# Comparing affected sides instead of just left and right.

#### orangemasa

##### New Member
Hi.
I'm relatively new to statistics and SPSS.

I've been testing the shoulder strength of 200 shoulder patients divided into two groups. I've been testing both of their shoulders, so I could have a reference value.

I would like to compare the affected shoulder of group 1 to the affected shoulder of group 2. The problem is, I entered the data as left and right instead of affected side and unaffected side.

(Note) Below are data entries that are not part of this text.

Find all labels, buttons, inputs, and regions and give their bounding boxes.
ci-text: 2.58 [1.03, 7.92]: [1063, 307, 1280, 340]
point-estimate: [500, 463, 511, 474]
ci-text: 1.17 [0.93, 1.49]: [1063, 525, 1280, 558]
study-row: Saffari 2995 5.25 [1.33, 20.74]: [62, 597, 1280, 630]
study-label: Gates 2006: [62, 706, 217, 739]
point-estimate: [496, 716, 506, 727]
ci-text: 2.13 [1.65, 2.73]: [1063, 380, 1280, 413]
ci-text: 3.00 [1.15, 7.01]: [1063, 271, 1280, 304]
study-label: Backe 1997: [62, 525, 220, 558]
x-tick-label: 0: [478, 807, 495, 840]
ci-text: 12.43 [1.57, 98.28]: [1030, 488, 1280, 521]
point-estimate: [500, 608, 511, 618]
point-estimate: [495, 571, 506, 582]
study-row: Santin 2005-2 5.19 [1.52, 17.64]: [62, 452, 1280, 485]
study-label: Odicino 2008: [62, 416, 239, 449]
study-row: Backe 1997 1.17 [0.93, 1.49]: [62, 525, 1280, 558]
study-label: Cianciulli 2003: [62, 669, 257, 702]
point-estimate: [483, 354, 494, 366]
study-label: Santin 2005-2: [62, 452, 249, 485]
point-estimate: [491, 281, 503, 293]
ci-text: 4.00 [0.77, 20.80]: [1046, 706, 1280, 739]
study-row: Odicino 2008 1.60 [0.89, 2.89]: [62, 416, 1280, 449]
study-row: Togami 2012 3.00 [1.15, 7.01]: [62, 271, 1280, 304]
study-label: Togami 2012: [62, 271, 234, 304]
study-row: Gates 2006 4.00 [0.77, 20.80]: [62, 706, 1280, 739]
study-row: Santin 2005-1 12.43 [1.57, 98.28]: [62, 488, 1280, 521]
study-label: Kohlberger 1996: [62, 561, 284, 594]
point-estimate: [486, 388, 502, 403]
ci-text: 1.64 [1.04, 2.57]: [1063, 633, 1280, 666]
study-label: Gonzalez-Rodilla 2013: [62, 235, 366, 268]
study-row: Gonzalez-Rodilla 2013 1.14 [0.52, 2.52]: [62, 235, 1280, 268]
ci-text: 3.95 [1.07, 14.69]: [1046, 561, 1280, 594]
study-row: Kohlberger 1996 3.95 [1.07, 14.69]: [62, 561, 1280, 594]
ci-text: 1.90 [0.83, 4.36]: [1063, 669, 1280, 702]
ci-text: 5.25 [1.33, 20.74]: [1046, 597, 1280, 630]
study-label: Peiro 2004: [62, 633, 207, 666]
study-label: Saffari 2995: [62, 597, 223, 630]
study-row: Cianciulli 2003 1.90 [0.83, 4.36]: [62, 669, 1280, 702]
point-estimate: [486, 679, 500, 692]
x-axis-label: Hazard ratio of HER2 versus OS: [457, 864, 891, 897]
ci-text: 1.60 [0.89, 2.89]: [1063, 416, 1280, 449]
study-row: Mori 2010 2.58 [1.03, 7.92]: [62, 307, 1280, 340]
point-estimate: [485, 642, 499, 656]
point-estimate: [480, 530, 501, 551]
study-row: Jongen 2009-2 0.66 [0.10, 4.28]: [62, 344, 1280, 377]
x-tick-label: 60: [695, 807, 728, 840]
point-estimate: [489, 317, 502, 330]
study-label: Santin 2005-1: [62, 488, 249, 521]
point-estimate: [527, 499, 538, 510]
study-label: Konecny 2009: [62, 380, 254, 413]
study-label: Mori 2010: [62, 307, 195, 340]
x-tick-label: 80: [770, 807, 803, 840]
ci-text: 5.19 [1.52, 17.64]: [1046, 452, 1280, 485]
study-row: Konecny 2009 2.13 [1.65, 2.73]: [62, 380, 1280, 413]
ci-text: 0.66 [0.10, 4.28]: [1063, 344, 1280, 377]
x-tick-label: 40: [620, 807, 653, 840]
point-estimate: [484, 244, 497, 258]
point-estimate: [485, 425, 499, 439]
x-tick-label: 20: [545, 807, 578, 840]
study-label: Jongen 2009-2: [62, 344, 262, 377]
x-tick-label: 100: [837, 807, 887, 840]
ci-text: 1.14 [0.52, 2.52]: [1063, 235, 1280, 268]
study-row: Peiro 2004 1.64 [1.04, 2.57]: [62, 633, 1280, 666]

I have entered the affected side for each patients as a categoric value (0=right and 1= left), but I can't figure out how I combine this, so I can compare the affected side of group 1 to the affected side of group 2 - instead of just comparing left and right.
I'm using the independent T-test.

Any help is much appreciated. Thank you.

#### helicon

##### Member
If I've understood correctly, your data looks something like this, right?

Code:
id     grp     left   right  aff_side
1	1	62	23	1
2	2	78	34	0
3	1	35	75	1
4	2	43	54	1
5	1	37	87	0
6	2	53	97	0
If that's correct, then you need to use some if statements to create your DV like so:

Code:
if aff_side = 0 my_dv = right.
if aff_side = 1 my_dv = left.
exe.
Then you can run your comparison with group as the IV and my_dv as the DV.

#### orangemasa

##### New Member
If I've understood correctly, your data looks something like this, right?

Code:
id     grp     left   right  aff_side
1	1	62	23	1
2	2	78	34	0
3	1	35	75	1
4	2	43	54	1
5	1	37	87	0
6	2	53	97	0
If that's correct, then you need to use some if statements to create your DV like so:

Code:
if aff_side = 0 my_dv = right.
if aff_side = 1 my_dv = left.
exe.
Then you can run your comparison with group as the IV and my_dv as the DV.
Thank you. It makes sense. Would you care to elaborate how I do this exactly?

#### helicon

##### Member
Open your dataset then open a syntax window by going to File -> New -> Syntax. Paste the following into the syntax window and change 'aff_side', 'right', and 'left' into whatever you've called those variables in your dataset.

Code:
if aff_side = 0 my_dv = right.
if aff_side = 1 my_dv = left.
exe.
Then press Ctrl-A to highlight all of the syntax, then Ctrl-R to run it.

#### GretaGarbo

##### Human
I would suggest to first take the individual differences. That way you would eliminate the the individual factor and the individual would act as her own control. Just as usual in a paired t-test.

If the data are recorded like in variables like "strength_left" and "strength_right", then I would take the difference (and create the variable "ind_dif"):

ind_dif = strength_left - strength_right

If there is no difference between affected and not affected side, then you would expect numbers around zero, both positive and negative values.

(I guess here that the non-affected side is stronger than the other side on the average)
if the right side is the affected one, then you would expect positive numbers like:

ind_dif = strength_left - strength_right
10 = 21 - 11

if the left side is the affected one, then you would expect negative numbers like:

ind_dif = strength_left - strength_right
-11 = 12 - 23

So then you need to change the sign on "ind_dif" by multiplying by minus one ( -1).

That can be done by transforming the "affected" variable which so far takes values (0=right and 1= left).

affected_new =2*(affected - 0.5)

The affected_new will take value = +1 for left side and -1 for right side.

Now you need to multiply "ind_dif" by affected_new to:

well_vs_affected = ind_dif*affected_new

If you get many positive values, that is the mean on "well_vs_affected" is positive, then there is indication that the "well side" is stronger than the affected side.

But you also had two treatments. Then you can run the variable "well_vs_affected" with a two sample independent t-test. (An equivalent result will be given if you run an one way analysis of variance (anova) with "well_vs_affected" as dependent variable and treatment as an explanatory/independent variable.)